内心:(コウタくん、ちゃんと私たちの未来のこと考えてくれてるんだ)
「それにさ、俺も少しずつ強くなってるしな」
コウタは《クエスト視認》が教えてくれた成長の記録を見せた。防御スキルや「かばう」の技が確実に上達していることが数字で示されていた。
「コウタくん、すごい…!」
「だから、いつかきっと…リアを誰にもバカにされないようにしてやる。世界一幸せなハンターペアになってやる」
コウタの言葉に、リアの目に涙が光った。
「私も…コウタくんを世界一幸せにするから」
二人は自然に手を握り合い、窓の外に広がる街の灯りを見つめた。
【クエスト成功】
絆レベルが1上がりました!
新スキル『未来への希望』を習得
「ねえ、コウタくん。
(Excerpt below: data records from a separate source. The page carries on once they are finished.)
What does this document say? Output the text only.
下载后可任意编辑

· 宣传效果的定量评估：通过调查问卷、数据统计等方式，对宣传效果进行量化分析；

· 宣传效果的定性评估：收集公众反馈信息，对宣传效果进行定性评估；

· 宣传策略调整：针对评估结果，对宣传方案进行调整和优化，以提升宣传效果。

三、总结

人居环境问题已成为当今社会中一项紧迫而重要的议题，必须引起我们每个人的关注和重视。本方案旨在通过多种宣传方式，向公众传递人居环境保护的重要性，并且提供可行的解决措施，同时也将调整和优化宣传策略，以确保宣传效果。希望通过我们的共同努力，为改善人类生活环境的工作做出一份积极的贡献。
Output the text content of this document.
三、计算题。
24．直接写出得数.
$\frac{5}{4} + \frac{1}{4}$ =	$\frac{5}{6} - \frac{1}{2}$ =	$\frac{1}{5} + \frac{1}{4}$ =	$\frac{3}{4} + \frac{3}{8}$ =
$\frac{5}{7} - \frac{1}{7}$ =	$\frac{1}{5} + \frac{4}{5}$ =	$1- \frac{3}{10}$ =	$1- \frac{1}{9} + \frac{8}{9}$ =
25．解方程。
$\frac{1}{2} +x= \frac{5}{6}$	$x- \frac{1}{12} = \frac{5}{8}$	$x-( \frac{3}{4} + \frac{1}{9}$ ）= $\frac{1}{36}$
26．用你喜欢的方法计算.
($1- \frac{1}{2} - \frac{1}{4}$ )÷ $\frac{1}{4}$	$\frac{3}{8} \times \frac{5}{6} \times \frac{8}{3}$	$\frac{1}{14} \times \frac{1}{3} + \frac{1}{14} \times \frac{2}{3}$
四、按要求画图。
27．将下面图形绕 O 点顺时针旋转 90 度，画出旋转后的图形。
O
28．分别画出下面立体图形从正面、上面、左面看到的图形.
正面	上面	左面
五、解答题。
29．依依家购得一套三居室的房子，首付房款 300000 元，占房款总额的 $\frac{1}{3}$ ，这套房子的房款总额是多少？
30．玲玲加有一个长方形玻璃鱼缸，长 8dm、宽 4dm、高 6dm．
私、小さな夢があるんだけど…」
「なんだ?言ってみろよ」
「その…いつか、私たちのアパートに小さな庭が欲しいなって。花を育てて、ハーブも育てて…」
「いいな!それなら、俺がプランターを手作りしてやるよ」
「本当?やったー!」
リアは嬉しそうにコウタに抱きついた。
夕闇が街を包み、アパートの明かりが温かく灯る中、二人はこれからも続く未来について語り合った。Fランクでも、貧乏でも、大切なのは二人が一緒にいられること――そう信じて。